The Mac web is good at picking up on supply chain rumors about problems that Apple may be having with manufacturing. That's often interesting reading, but where we can get into trouble is the conclusions that are drawn.
When I read about issues Apple may be having with its production of sapphire, problems with the case or display or battery production problems, I assume that Apple is able to bring its own engineering and manufacturing expertise along with that of the supplier to bear.
Perhaps I feel that way because I worked for Lockheed Martin for so many years, and I saw my own teams as well as others come up with imaginative and clever solutions to fabrication issues. A problem is just that, something to be solved. Smart people usually end up solving minor (and often major) manufacturing issues.
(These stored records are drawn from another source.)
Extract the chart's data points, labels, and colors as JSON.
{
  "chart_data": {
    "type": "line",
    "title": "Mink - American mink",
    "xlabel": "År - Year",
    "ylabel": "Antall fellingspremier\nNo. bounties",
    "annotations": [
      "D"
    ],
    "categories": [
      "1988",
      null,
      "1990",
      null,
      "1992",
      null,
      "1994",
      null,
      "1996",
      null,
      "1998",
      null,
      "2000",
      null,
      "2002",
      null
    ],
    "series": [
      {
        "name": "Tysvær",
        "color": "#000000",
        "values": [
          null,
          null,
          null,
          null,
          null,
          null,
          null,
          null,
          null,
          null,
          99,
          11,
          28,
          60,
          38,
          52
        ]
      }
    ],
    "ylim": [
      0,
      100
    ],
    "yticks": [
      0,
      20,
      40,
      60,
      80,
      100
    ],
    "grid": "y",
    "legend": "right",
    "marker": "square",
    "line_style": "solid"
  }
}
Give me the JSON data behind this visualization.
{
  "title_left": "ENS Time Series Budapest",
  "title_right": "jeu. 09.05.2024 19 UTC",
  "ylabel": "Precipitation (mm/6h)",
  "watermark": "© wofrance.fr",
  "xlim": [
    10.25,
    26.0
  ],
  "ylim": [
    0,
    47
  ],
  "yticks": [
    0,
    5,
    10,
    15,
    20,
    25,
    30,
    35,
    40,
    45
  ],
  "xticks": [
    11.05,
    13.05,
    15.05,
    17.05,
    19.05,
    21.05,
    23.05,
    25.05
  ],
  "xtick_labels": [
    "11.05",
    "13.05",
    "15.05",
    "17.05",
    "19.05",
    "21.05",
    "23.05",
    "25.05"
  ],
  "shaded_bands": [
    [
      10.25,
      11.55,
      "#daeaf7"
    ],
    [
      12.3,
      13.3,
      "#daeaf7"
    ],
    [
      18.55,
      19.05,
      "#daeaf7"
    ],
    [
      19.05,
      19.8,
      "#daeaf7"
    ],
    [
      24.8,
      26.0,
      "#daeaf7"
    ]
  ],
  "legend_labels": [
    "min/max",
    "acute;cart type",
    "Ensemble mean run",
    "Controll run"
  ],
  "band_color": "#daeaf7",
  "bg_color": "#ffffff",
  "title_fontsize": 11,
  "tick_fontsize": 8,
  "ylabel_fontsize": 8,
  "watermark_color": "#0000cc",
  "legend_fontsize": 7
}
There is also the issue of risk assessment. In any high technology arena, there are straightforward issues and high risk issues. If a particular technology that's being developed is deemed high risk, multiple suppliers may be lined up. If one fails, another is asked to step in. That's what appears to have happened with iPhone 6 batteries. That may be a rumor, but the fact is that conservative manufacturing approaches always have good planning that prepares for contingencies.
The wrong way to construe these rumors of difficulties is to reel back in horror and declare that Apple is doomed. Every reported problem is declared unsolvable (from a distance, no less) and rash conclusions are made, often with an unwarranted assertion that Apple won't be able to ship as expected.
For example, we may hear that AT&T has told certain employees not to take a vacation in the last two weeks of September, and so we guess that an iPhone model may be released then. But when a production issue comes to light, the often unwarranted conclusion is that Apple will miss its target date. All is lost.
In the end, the trick is not to dismiss rumors and say we can know nothing, nor to read too much into rumors so as to construct lurid headlines of looming failure. Rather, the trick is to put rumors into perspective and size up whether some rumored problem is really as bad as it sounds given the sophistication and experience Apple has with manufacturing.
After all, for Apple and its manufacturing partners, the iPhone 6 is hardly their first rodeo.